Hume directed a production of “The Skin of Our Teeth” when he was at Capital Rep, and 12 years later played the lead at OSF.
It was also in 1995 he faced what he regards as probably his most challenging role, as Shakespeare’s Macbeth.
“It was initially thrilling because it’s such a brilliant, difficult part,” he said. “I was immediately told by every actor I knew, ‘Congratulations, you will get the worst reviews of your entire career.’”
He understood their meaning after he researched the role and discovered that Lionel Barrymore, Charles Laughton, Albert Finney and Peter O’Toole all considered themselves failures in the role.
“If you do the work correctly, you have to descend into very dark pits,” Hume said. “It’s ugly work, even scary work.”
He said there are two types of actors who take on the role. Those who know how to start out the play, but flounder in the latter half; and those who don’t know how to enter the arena, but thrive when the blood and madness start to flow.
“I generally don’t read reviews,” he said. “But enough people were coming up to me and saying, ‘I just want you to know, I disagree with the San Francisco press,’ that eventually I just thought, MY GOD, WHAT ARE THEY SAYING?!?”
So, he peeked at the reviews.
“I was eviscerated. So, ultimately, even though I did the correct work, and know that I was clear and concise with that amazing language, it’s tough to know that it’s being rejected to a very large degree.” He said it was definitely a learning experience.
Hume was born in Pasadena and grew up in Tustin, 50 miles south. His was a family of creatives. His mother, grandmother, aunt and sister were actresses. His father and brother were artists. “And we all took piano lessons,” he said.
He started taking acting classes in the fifth grade at Newport Beach Children’s Theatre Guild. “I played Bottom in ‘A Midsummer Night’s Dream,’ which got the ball rolling.”
As a teen, he apprenticed at the Tustin Playhouse, painting sets, cleaning toilets and selling donuts.
Post-high school, he studied at Cal State, Fullerton; Professional Theatre Workshop, Hollywood; American Conservatory Theatre’s Advanced Training Program; and at Herbert Berghof Studio in New York City with the renowned actress and teacher Uta Hagen.

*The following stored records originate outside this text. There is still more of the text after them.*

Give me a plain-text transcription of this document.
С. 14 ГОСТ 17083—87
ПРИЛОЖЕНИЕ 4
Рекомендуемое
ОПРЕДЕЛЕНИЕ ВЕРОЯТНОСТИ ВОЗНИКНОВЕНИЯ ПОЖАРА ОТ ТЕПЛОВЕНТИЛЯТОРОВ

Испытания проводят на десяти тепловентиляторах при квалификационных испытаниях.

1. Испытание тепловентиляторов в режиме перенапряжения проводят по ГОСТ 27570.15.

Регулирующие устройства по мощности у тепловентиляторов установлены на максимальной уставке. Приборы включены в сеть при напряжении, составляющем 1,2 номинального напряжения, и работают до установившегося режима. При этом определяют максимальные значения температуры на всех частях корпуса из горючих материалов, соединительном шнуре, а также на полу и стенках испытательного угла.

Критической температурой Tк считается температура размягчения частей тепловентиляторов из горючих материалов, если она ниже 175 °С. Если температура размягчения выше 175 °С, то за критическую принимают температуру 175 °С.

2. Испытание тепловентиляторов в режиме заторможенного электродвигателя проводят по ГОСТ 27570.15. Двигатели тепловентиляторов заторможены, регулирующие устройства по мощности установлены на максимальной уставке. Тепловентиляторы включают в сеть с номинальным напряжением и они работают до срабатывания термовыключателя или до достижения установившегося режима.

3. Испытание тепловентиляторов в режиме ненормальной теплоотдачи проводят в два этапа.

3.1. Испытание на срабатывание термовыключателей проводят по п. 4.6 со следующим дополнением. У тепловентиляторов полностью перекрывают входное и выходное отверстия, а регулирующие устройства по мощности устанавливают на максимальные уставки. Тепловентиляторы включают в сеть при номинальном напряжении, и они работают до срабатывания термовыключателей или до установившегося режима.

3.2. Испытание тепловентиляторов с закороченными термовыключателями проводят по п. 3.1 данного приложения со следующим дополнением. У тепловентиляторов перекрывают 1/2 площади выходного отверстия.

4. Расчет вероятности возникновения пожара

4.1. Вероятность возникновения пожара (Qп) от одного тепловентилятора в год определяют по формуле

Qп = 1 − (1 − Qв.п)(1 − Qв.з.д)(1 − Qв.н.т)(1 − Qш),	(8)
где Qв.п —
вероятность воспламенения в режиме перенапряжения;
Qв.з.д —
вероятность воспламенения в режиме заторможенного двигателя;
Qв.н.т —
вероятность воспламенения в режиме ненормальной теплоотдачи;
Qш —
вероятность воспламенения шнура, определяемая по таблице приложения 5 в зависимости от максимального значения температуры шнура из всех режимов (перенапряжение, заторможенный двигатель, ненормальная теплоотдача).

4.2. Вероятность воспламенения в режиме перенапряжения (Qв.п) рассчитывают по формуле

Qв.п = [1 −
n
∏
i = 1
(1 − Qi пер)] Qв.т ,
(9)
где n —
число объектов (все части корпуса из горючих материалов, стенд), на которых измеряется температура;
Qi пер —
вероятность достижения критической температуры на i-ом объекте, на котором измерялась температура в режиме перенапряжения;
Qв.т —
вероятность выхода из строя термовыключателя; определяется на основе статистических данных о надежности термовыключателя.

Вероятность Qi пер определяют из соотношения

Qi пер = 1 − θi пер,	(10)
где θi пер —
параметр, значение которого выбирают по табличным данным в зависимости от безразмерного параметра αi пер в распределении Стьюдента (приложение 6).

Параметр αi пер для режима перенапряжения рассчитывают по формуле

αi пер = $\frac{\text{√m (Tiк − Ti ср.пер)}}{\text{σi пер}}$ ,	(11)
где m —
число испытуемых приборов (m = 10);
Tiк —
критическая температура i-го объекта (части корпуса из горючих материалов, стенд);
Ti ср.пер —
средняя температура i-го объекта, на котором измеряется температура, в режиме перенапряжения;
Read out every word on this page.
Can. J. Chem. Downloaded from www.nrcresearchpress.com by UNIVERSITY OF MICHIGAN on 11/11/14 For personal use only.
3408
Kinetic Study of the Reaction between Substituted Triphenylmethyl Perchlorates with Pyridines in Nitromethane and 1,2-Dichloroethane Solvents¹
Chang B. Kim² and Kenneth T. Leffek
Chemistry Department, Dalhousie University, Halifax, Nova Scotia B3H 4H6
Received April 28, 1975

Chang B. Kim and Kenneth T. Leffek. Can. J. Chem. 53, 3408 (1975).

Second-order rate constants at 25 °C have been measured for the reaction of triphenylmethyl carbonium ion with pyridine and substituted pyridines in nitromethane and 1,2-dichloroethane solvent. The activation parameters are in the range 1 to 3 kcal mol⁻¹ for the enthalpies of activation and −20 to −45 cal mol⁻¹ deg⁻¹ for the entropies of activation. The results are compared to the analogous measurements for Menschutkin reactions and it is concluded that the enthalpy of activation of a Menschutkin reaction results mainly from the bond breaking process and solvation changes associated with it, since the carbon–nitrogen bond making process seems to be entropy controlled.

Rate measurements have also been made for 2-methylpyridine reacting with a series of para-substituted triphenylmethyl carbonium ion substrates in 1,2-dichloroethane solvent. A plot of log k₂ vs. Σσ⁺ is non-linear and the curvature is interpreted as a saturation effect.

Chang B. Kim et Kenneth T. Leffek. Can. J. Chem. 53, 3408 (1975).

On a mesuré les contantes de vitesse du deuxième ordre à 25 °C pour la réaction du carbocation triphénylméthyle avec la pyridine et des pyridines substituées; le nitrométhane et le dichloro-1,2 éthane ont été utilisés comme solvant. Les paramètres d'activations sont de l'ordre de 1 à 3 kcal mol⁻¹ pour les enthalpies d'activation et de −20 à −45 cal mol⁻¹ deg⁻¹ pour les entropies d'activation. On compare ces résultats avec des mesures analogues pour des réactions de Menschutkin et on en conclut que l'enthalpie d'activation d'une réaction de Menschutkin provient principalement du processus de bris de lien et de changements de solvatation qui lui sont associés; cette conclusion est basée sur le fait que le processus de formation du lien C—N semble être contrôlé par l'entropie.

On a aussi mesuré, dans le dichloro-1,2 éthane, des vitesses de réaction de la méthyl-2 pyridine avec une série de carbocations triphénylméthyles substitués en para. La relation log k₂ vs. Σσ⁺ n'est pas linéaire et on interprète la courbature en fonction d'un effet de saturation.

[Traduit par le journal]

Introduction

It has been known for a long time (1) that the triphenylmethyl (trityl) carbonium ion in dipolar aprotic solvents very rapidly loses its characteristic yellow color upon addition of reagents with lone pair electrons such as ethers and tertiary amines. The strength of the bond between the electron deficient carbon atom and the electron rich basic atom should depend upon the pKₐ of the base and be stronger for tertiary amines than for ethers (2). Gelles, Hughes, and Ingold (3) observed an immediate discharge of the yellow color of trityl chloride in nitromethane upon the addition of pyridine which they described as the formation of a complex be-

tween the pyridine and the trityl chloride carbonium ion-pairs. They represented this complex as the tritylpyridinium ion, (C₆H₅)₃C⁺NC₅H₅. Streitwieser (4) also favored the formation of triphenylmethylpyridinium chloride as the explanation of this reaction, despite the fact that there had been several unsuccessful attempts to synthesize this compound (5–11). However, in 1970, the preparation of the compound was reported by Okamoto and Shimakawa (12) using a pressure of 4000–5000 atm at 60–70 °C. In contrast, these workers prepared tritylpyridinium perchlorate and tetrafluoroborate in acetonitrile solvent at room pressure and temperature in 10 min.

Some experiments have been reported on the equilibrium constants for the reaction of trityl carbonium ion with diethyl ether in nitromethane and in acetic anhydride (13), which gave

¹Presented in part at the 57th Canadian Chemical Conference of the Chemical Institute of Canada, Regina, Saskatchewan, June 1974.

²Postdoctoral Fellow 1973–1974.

What’s next for Hume involves exercising his writing muscles.
He and two collaborators, Jahnna Beecham and Malcolm Hillgartner, have been working on two musicals for the past several years.

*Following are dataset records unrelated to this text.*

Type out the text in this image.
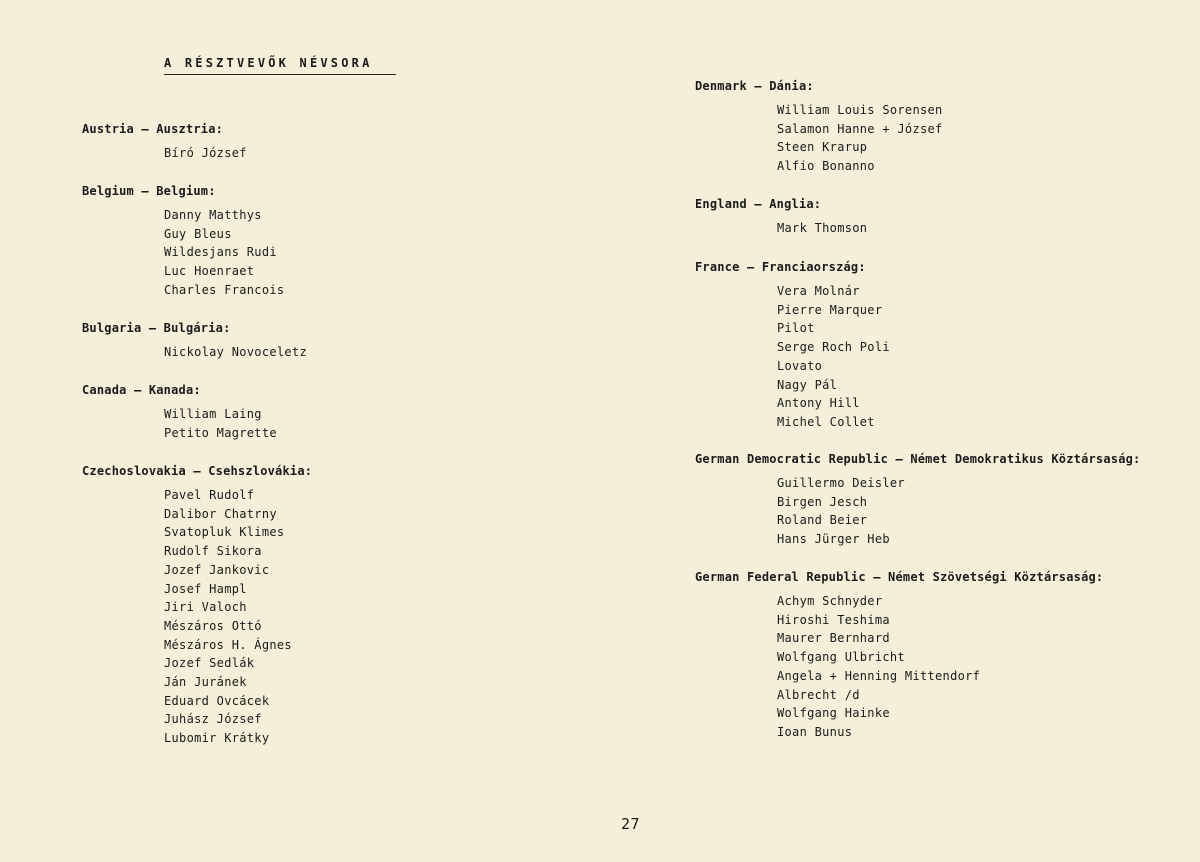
A RÉSZTVEVŐK NÉVSORA
Austria — Ausztria:
Bíró József
Belgium — Belgium:
Danny Matthys
Guy Bleus
Wildesjans Rudi
Luc Hoenraet
Charles Francois
Bulgaria — Bulgária:
Nickolay Novoceletz
Canada — Kanada:
William Laing
Petito Magrette
Czechoslovakia — Csehszlovákia:
Pavel Rudolf
Dalibor Chatrny
Svatopluk Klimes
Rudolf Sikora
Jozef Jankovic
Josef Hampl
Jiri Valoch
Mészáros Ottó
Mészáros H. Ágnes
Jozef Sedlák
Ján Juránek
Eduard Ovcácek
Juhász József
Lubomir Krátky
Denmark — Dánia:
William Louis Sorensen
Salamon Hanne + József
Steen Krarup
Alfio Bonanno
England — Anglia:
Mark Thomson
France — Franciaország:
Vera Molnár
Pierre Marquer
Pilot
Serge Roch Poli
Lovato
Nagy Pál
Antony Hill
Michel Collet
German Democratic Republic — Német Demokratikus Köztársaság:
Guillermo Deisler
Birgen Jesch
Roland Beier
Hans Jürger Heb
German Federal Republic — Német Szövetségi Köztársaság:
Achym Schnyder
Hiroshi Teshima
Maurer Bernhard
Wolfgang Ulbricht
Angela + Henning Mittendorf
Albrecht /d
Wolfgang Hainke
Ioan Bunus
27
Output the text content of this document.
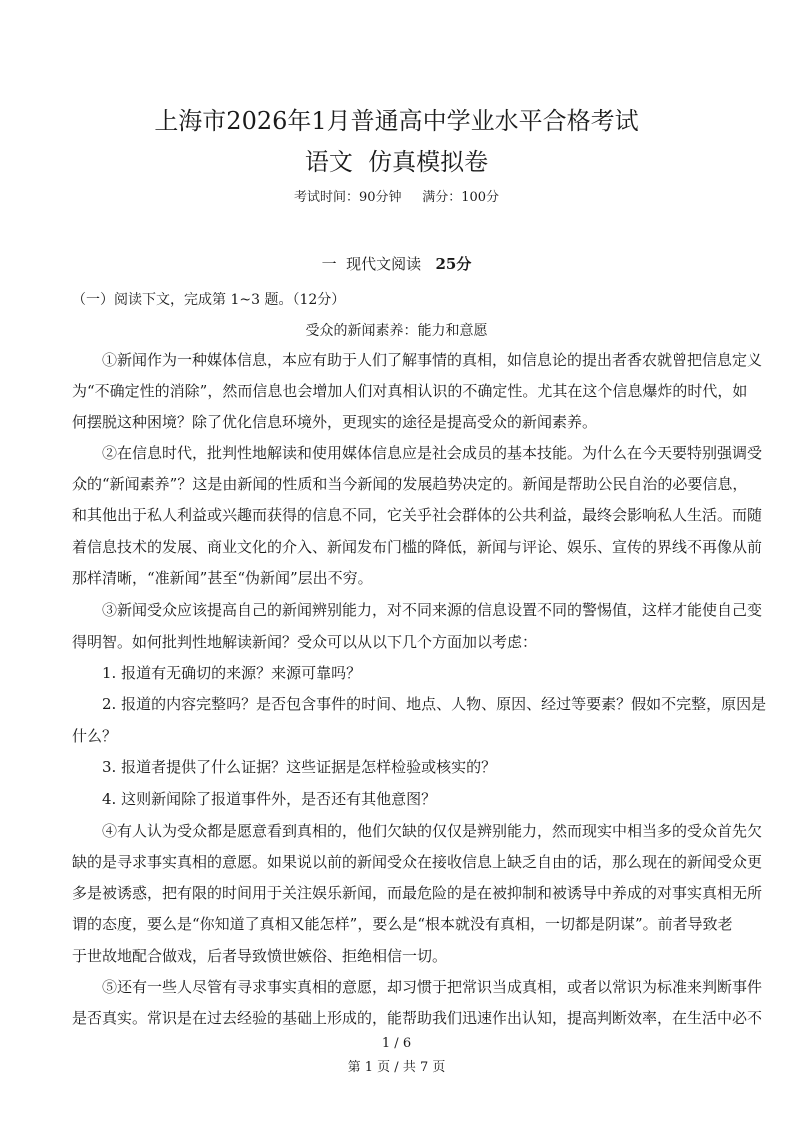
上海市2026年1月普通高中学业水平合格考试
语文  仿真模拟卷
考试时间：90分钟     满分：100分
一  现代文阅读 25分
（一）阅读下文，完成第 1~3 题。（12分）
受众的新闻素养：能力和意愿
①新闻作为一种媒体信息，本应有助于人们了解事情的真相，如信息论的提出者香农就曾把信息定义
为“不确定性的消除”，然而信息也会增加人们对真相认识的不确定性。尤其在这个信息爆炸的时代，如
何摆脱这种困境？除了优化信息环境外，更现实的途径是提高受众的新闻素养。
②在信息时代，批判性地解读和使用媒体信息应是社会成员的基本技能。为什么在今天要特别强调受
众的“新闻素养”？这是由新闻的性质和当今新闻的发展趋势决定的。新闻是帮助公民自治的必要信息，
和其他出于私人利益或兴趣而获得的信息不同，它关乎社会群体的公共利益，最终会影响私人生活。而随
着信息技术的发展、商业文化的介入、新闻发布门槛的降低，新闻与评论、娱乐、宣传的界线不再像从前
那样清晰，“准新闻”甚至“伪新闻”层出不穷。
③新闻受众应该提高自己的新闻辨别能力，对不同来源的信息设置不同的警惕值，这样才能使自己变
得明智。如何批判性地解读新闻？受众可以从以下几个方面加以考虑：
1. 报道有无确切的来源？来源可靠吗？
2. 报道的内容完整吗？是否包含事件的时间、地点、人物、原因、经过等要素？假如不完整，原因是
什么？
3. 报道者提供了什么证据？这些证据是怎样检验或核实的？
4. 这则新闻除了报道事件外，是否还有其他意图？
④有人认为受众都是愿意看到真相的，他们欠缺的仅仅是辨别能力，然而现实中相当多的受众首先欠
缺的是寻求事实真相的意愿。如果说以前的新闻受众在接收信息上缺乏自由的话，那么现在的新闻受众更
多是被诱惑，把有限的时间用于关注娱乐新闻，而最危险的是在被抑制和被诱导中养成的对事实真相无所
谓的态度，要么是“你知道了真相又能怎样”，要么是“根本就没有真相，一切都是阴谋”。前者导致老
于世故地配合做戏，后者导致愤世嫉俗、拒绝相信一切。
⑤还有一些人尽管有寻求事实真相的意愿，却习惯于把常识当成真相，或者以常识为标准来判断事件
是否真实。常识是在过去经验的基础上形成的，能帮助我们迅速作出认知，提高判断效率，在生活中必不
1 / 6
第 1 页 / 共 7 页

“The Magician’s Secret” was commissioned by the Children’s Theatre of Charlotte and Orlando Rep.
“It’s an original story with songs about a young masters of magic competition that turns into a ‘Scooby-Doo’ kind of mystery,” Hume said, “without the dog.”
Originally scheduled to be performed before the pandemic changed everything, it may go back into production come 2022, he said.
The other play is “Parcel from America,” an Irish Christmas musical based on a story by local Irish storyteller Tomaseen Foley.
“It’s autobiographical and based on his holiday experiences, growing up in rural western Ireland in the 1950s,” Hume said.
“We’ve been working with composer/arranger Kevin Corcoran from Dublin and J.R. Sullivan, artistic director of the Irish Theatre of Chicago.”
Hume said they hope to mount it at the Smock Alley Theatre in Dublin, then move it to the ITC.
“In the meantime, we’d love to do a staged reading with local actors and musicians sometime this summer in Ashland,” he said. “Kevin and Jim will be joining us and maybe Irish producer Hugh Farrell. We’ve lined up a cast and a band and are now waiting to hear about a space.”